Discovery of several large families of Topological Insulator classes with backscattering-suppressed spin-polarized single-Dirac-cone on the surface

TL;DR

This paper reports the theoretical prediction and experimental discovery of new classes of topological insulators with large surface gaps and diverse surface states, advancing materials for spintronics and quantum computing.

Contribution

The authors identify several new topological insulator classes with large gaps and tunable surface states, expanding the range of materials for quantum applications.

Findings

Discovery of new topological insulator classes with gaps up to 0.35 eV

Observation of diverse surface dispersion and spin textures

Potential platforms for topological-superconductivity research

Abstract

Three dimensional (3D) topological insulators are novel states of quantum matter that feature spin-momentum locked helical Dirac fermions on their surfaces and hold promise to open new vistas in spintronics, quantum computing and fundamental physics.

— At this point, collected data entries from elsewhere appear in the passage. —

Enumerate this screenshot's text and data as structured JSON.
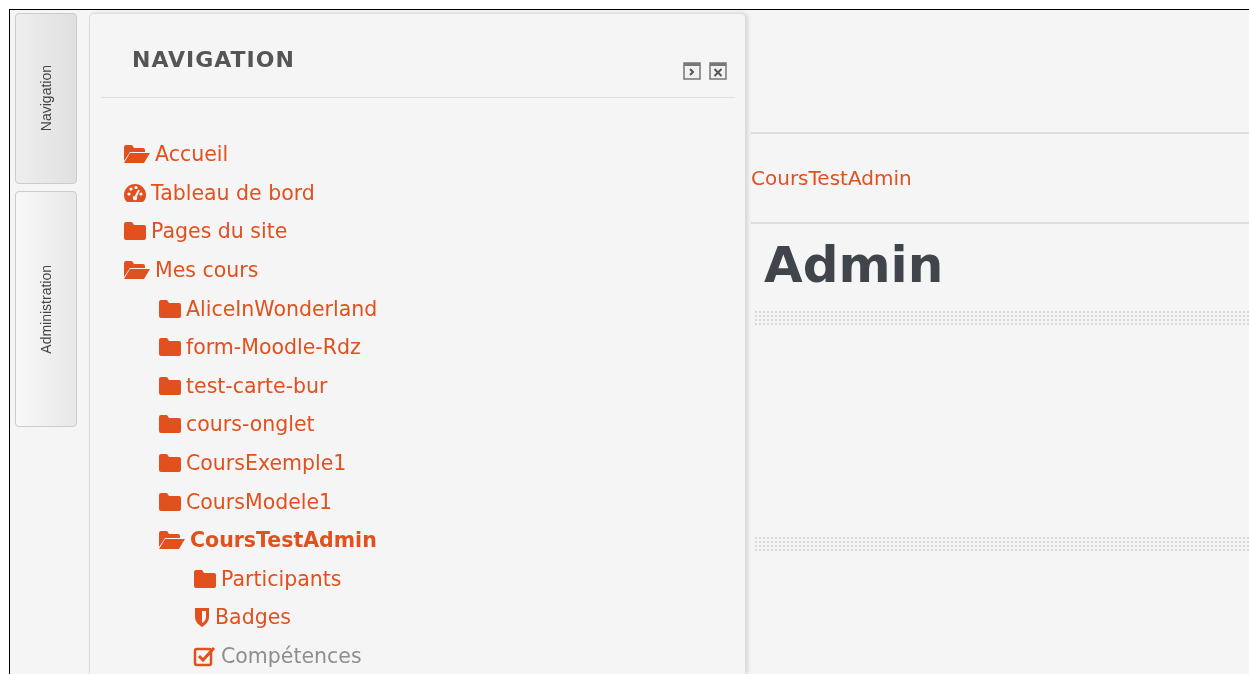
{
  "side_tabs": [
    {
      "label": "Navigation",
      "selected": true
    },
    {
      "label": "Administration",
      "selected": false
    }
  ],
  "navigation_block": {
    "title": "NAVIGATION",
    "items": [
      {
        "label": "Accueil",
        "kind": "folder-open",
        "bold": false,
        "link": true
      },
      {
        "label": "Tableau de bord",
        "kind": "dashboard",
        "bold": false,
        "link": true
      },
      {
        "label": "Pages du site",
        "kind": "folder",
        "bold": false,
        "link": true
      },
      {
        "label": "Mes cours",
        "kind": "folder-open",
        "bold": false,
        "link": true,
        "children": [
          {
            "label": "AliceInWonderland",
            "kind": "folder",
            "bold": false,
            "link": true
          },
          {
            "label": "form-Moodle-Rdz",
            "kind": "folder",
            "bold": false,
            "link": true
          },
          {
            "label": "test-carte-bur",
            "kind": "folder",
            "bold": false,
            "link": true
          },
          {
            "label": "cours-onglet",
            "kind": "folder",
            "bold": false,
            "link": true
          },
          {
            "label": "CoursExemple1",
            "kind": "folder",
            "bold": false,
            "link": true
          },
          {
            "label": "CoursModele1",
            "kind": "folder",
            "bold": false,
            "link": true
          },
          {
            "label": "CoursTestAdmin",
            "kind": "folder-open",
            "bold": true,
            "link": true,
            "children": [
              {
                "label": "Participants",
                "kind": "folder",
                "bold": false,
                "link": true
              },
              {
                "label": "Badges",
                "kind": "shield",
                "bold": false,
                "link": true
              },
              {
                "label": "Compétences",
                "kind": "checkbox",
                "bold": false,
                "link": false
              }
            ]
          }
        ]
      }
    ]
  },
  "breadcrumb": "CoursTestAdmin",
  "page_heading": "Admin"
}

Experimental realization of many of the predicted topological phenomena requires finding multi-variant topological band insulators which can be multiply connected to magnetic semiconductors and superconductors. Here we present our theoretical prediction and experimental discovery of several new topological insulator classes in AB2X4(124), A2B2X5(225), MN4X7(147), A2X2X'(221) [A,B=Pb,Ge,Sb,Bi and M,N=Pb,Bi and X,X'=Chalcogen family]. We observe that these materials feature gaps up to about 0.35eV. Multi-variant nature allows for diverse surface dispersion tunability, Fermi surface spin-vortex or textured configurations and spin-dependent electronic interference signaling novel quantum transport processes on the surfaces of these materials. Our discovery also provides several new platforms to search for topological-superconductivity (arXiv:0912.3341v1 (2009)) in these exotic materials.